Now Davison, who stepped down from Goodstart at the end of last year, is applying those skills to executive coaching for chief executives in the social enterprise and philanthropic sector.

Says Davison: “The not-for-profit chief executive jobs are lonely and challenging roles, with lots of demands. If you’re running a social enterprise like Goodstart, you’ve absolutely got to deliver on the commercial bottom line … you’ve got to be just as commercial as a commercial operator, but you’ve actually also got to deliver on your purpose.

“The talent and people leadership challenges that are there in every organisation are getting more challenging, with low wages in the social sector, in a full employment market. And because most not-for-profits have some sort of government funding, you’ve got to think about what’s your role in influencing government policy – and how do you stop government pulling the plug?”

Speaking from Fontainebleau, in France, where she’s doing an in-residence week of a 12-month coaching course at the famed INSEAD business school, Davison is exercised too by her new appointment to the board of the Paul Ramsay Foundation, among Australia’s richest philanthropic operations.

She first became interested in the “strategic philanthropy” practised by the foundation while studying a masters in public administration at the Harvard Kennedy School 20 years ago.

There she saw big US philanthropic funds able to work at scale and take a long-term approach to projects rather than needing the immediate “quick wins” required of governments or for-profits by their shareholders and electors.

“I think the philanthropic funds can take more risks and take more of a ‘try, test, learn’ approach than, say, government, which is working in some areas where they are judged on whether they’ve wasted money if something fails,” she says.

“And philanthropy can create new incentives for partnerships to get people to work together in ways that perhaps it’s harder for others to do.”

Davison says funds have to decide where they can really make a difference: “The Paul Ramsay Foundation has been very clear about that around deep disadvantage, which is what attracts me to the board.

“And then the question becomes, what bets are we going to make in terms of where do we think we will be able to make the biggest impact at scale?

“That’s another thing that attracts me to the foundation – the opportunity to have impact at scale because of the sheer size of the fund.”

Davison says small donations from individuals are really important to the sector but there is an opportunity for more creative funding models such as Goodstart, where investors contributed money, took a risk, but received a return on the start-up capital.

Data, she says, has become increasingly important: “At Goodstart it was one of the things that I really invested in.
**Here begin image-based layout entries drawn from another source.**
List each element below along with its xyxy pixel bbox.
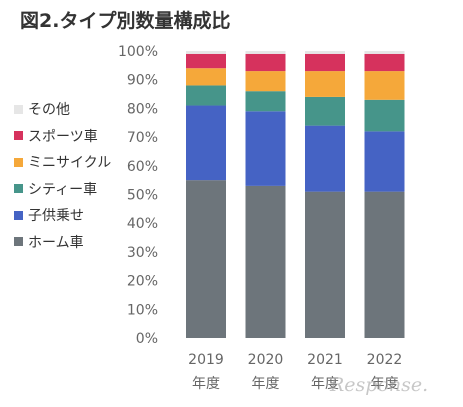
bar-segment xyxy=(186,85,226,106)
bar-segment xyxy=(305,53,345,72)
watermark: Response. xyxy=(330,374,429,396)
y-tick-label: 60% xyxy=(127,159,158,175)
y-tick-label: 10% xyxy=(127,302,158,318)
chart-title: 図2.タイプ別数量構成比 xyxy=(20,10,231,32)
legend-item: ホーム車 xyxy=(14,229,124,256)
bar-segment xyxy=(245,71,286,92)
legend-item: ミニサイクル xyxy=(14,149,124,176)
bar-segment xyxy=(364,131,405,192)
y-tick-label: 80% xyxy=(127,101,158,117)
x-category-sublabel: 年度 xyxy=(371,376,399,392)
x-category-sublabel: 年度 xyxy=(252,376,280,392)
bar-segment xyxy=(305,71,345,97)
bar-segment xyxy=(364,71,405,100)
legend-swatch xyxy=(14,210,23,220)
legend-label: ホーム車 xyxy=(28,234,84,251)
y-tick-label: 90% xyxy=(127,73,158,89)
legend-swatch xyxy=(14,104,23,114)
legend-label: その他 xyxy=(28,102,70,119)
legend-label: スポーツ車 xyxy=(28,128,98,145)
bar-segment xyxy=(364,51,405,54)
bar-segment xyxy=(305,96,345,126)
bar-segment xyxy=(186,105,226,181)
y-tick-label: 50% xyxy=(127,188,158,204)
bar-segment xyxy=(245,185,286,338)
x-category-sublabel: 年度 xyxy=(192,376,220,392)
y-tick-label: 0% xyxy=(136,331,158,347)
legend-item: シティー車 xyxy=(14,176,124,203)
legend-item: その他 xyxy=(14,96,124,123)
y-tick-label: 100% xyxy=(118,44,158,60)
legend: その他スポーツ車ミニサイクル シティー車子供乗せホーム車 xyxy=(14,96,124,255)
bar-segment xyxy=(305,191,345,338)
legend-item: 子供乗せ xyxy=(14,202,124,229)
x-category-sublabel: 年度 xyxy=(311,376,339,392)
bar-segment xyxy=(305,51,345,54)
legend-swatch xyxy=(14,157,23,167)
x-category-label: 2022 xyxy=(367,352,403,368)
x-category-label: 2019 xyxy=(188,352,224,368)
bar-segment xyxy=(245,53,286,72)
legend-swatch xyxy=(14,237,23,247)
bar-segment xyxy=(186,68,226,86)
bar-segment xyxy=(186,51,226,54)
y-tick-label: 40% xyxy=(127,216,158,232)
legend-swatch xyxy=(14,131,23,141)
bar-segment xyxy=(364,191,405,338)
bar-segment xyxy=(186,180,226,338)
bar-segment xyxy=(364,99,405,132)
y-tick-label: 30% xyxy=(127,245,158,261)
legend-swatch xyxy=(14,184,23,194)
bar-segment xyxy=(245,111,286,186)
legend-item: スポーツ車 xyxy=(14,123,124,150)
bar-segment xyxy=(305,125,345,192)
y-tick-label: 70% xyxy=(127,130,158,146)
x-category-label: 2021 xyxy=(307,352,343,368)
bar-segment xyxy=(186,53,226,69)
bar-segment xyxy=(245,91,286,112)
bar-segment xyxy=(364,53,405,72)
bar-segment xyxy=(245,51,286,54)
y-tick-label: 20% xyxy=(127,274,158,290)
legend-label: 子供乗せ xyxy=(28,208,84,225)
legend-label: シティー車 xyxy=(28,181,98,198)
legend-label: ミニサイクル xyxy=(28,155,112,172)
x-category-label: 2020 xyxy=(248,352,284,368)
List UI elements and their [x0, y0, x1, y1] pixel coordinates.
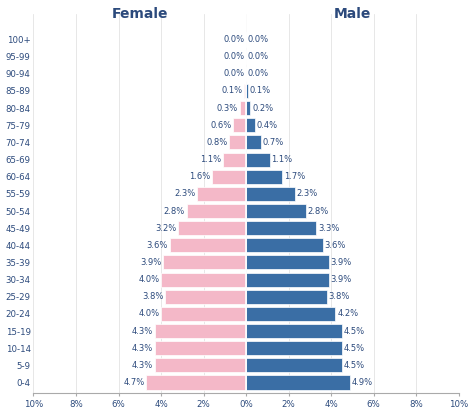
- Text: 4.9%: 4.9%: [352, 378, 373, 387]
- Bar: [246, 341, 342, 355]
- Bar: [246, 101, 250, 115]
- Text: 0.0%: 0.0%: [248, 35, 269, 44]
- Text: 1.1%: 1.1%: [271, 155, 292, 164]
- Text: 4.0%: 4.0%: [138, 310, 159, 318]
- Bar: [244, 84, 246, 98]
- Text: 4.7%: 4.7%: [123, 378, 145, 387]
- Text: 3.9%: 3.9%: [331, 275, 352, 284]
- Text: Male: Male: [334, 7, 371, 21]
- Bar: [246, 376, 350, 390]
- Text: 3.8%: 3.8%: [328, 292, 350, 301]
- Bar: [161, 307, 246, 321]
- Bar: [246, 204, 306, 218]
- Text: 0.7%: 0.7%: [263, 138, 284, 147]
- Text: 0.0%: 0.0%: [223, 69, 245, 78]
- Bar: [246, 170, 283, 184]
- Bar: [212, 170, 246, 184]
- Text: 2.8%: 2.8%: [164, 207, 185, 215]
- Text: 4.5%: 4.5%: [344, 361, 365, 370]
- Text: 0.0%: 0.0%: [223, 35, 245, 44]
- Bar: [178, 221, 246, 235]
- Text: 1.6%: 1.6%: [189, 172, 210, 181]
- Text: 0.1%: 0.1%: [250, 86, 271, 95]
- Bar: [246, 290, 327, 304]
- Text: 0.2%: 0.2%: [252, 104, 273, 112]
- Bar: [246, 118, 255, 132]
- Text: 0.0%: 0.0%: [248, 69, 269, 78]
- Bar: [246, 307, 336, 321]
- Bar: [170, 238, 246, 252]
- Text: 3.3%: 3.3%: [318, 224, 339, 233]
- Bar: [246, 135, 261, 149]
- Bar: [155, 324, 246, 338]
- Text: 4.5%: 4.5%: [344, 344, 365, 353]
- Text: 3.2%: 3.2%: [155, 224, 176, 233]
- Bar: [146, 376, 246, 390]
- Text: 4.2%: 4.2%: [337, 310, 358, 318]
- Bar: [246, 324, 342, 338]
- Text: 3.6%: 3.6%: [324, 241, 346, 250]
- Bar: [246, 187, 295, 201]
- Bar: [246, 153, 270, 166]
- Bar: [165, 290, 246, 304]
- Text: 0.6%: 0.6%: [210, 121, 232, 130]
- Bar: [223, 153, 246, 166]
- Bar: [155, 341, 246, 355]
- Text: 0.4%: 0.4%: [256, 121, 277, 130]
- Text: 0.3%: 0.3%: [217, 104, 238, 112]
- Text: 4.0%: 4.0%: [138, 275, 159, 284]
- Text: 3.9%: 3.9%: [331, 258, 352, 267]
- Text: 4.3%: 4.3%: [132, 327, 153, 336]
- Text: 1.1%: 1.1%: [200, 155, 221, 164]
- Text: 0.0%: 0.0%: [223, 52, 245, 61]
- Text: 4.3%: 4.3%: [132, 361, 153, 370]
- Bar: [233, 118, 246, 132]
- Text: 1.7%: 1.7%: [284, 172, 305, 181]
- Bar: [197, 187, 246, 201]
- Bar: [246, 255, 329, 269]
- Bar: [246, 84, 248, 98]
- Text: 0.8%: 0.8%: [206, 138, 228, 147]
- Bar: [240, 101, 246, 115]
- Bar: [187, 204, 246, 218]
- Text: 3.9%: 3.9%: [140, 258, 162, 267]
- Bar: [246, 221, 316, 235]
- Text: Female: Female: [111, 7, 168, 21]
- Text: 4.5%: 4.5%: [344, 327, 365, 336]
- Text: 2.8%: 2.8%: [308, 207, 328, 215]
- Text: 2.3%: 2.3%: [297, 189, 318, 198]
- Text: 4.3%: 4.3%: [132, 344, 153, 353]
- Bar: [229, 135, 246, 149]
- Bar: [246, 238, 323, 252]
- Text: 3.6%: 3.6%: [146, 241, 168, 250]
- Text: 0.1%: 0.1%: [221, 86, 242, 95]
- Text: 0.0%: 0.0%: [248, 52, 269, 61]
- Text: 2.3%: 2.3%: [174, 189, 195, 198]
- Bar: [155, 358, 246, 372]
- Text: 3.8%: 3.8%: [142, 292, 164, 301]
- Bar: [161, 273, 246, 287]
- Bar: [246, 273, 329, 287]
- Bar: [246, 358, 342, 372]
- Bar: [163, 255, 246, 269]
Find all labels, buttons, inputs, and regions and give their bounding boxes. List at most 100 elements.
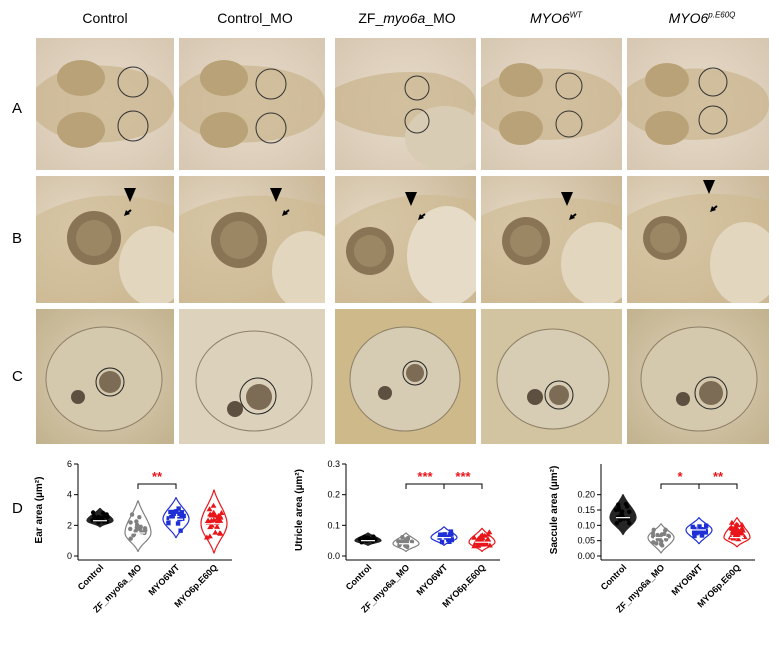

When we started, I couldn’t even tell you how many of our staff were qualified, we didn’t actually have that information.

“We had a government reform that said everyone had to be a qualified and we had to phone around and ask because we didn’t have the information.

“When I left, we were in a situation where we could do predictive analytics and match datasets and do data linkage with government datasets to really get a much better understanding about the challenges – not the perceived challenges, the actual challenges.”

And data is vital for donors, too: “We’ve gone beyond the days of (saying) we’re a not-for-profit, trust us, we’re doing good things. I think people who really want to make a difference actually want to know whether the philanthropic dollar or investment is actually having an impact.

“So you need data to work out where to focus and to evaluate whether what you’re doing is making a difference or not. And you need big datasets so you can really understand whether the approach you’re taking is actually having an impact at scale, not just in a particular location or in a small situation.

“That’s one of the biggest challenges – scaling ideas and scaling things that people think are having an impact.

“Sometimes it’s easy to do something in one location, in one place, to impact small numbers of people, which isn’t necessarily a bad thing, but if the challenge is a much bigger one and much more widespread, then you’ve got to find ways of scaling it.”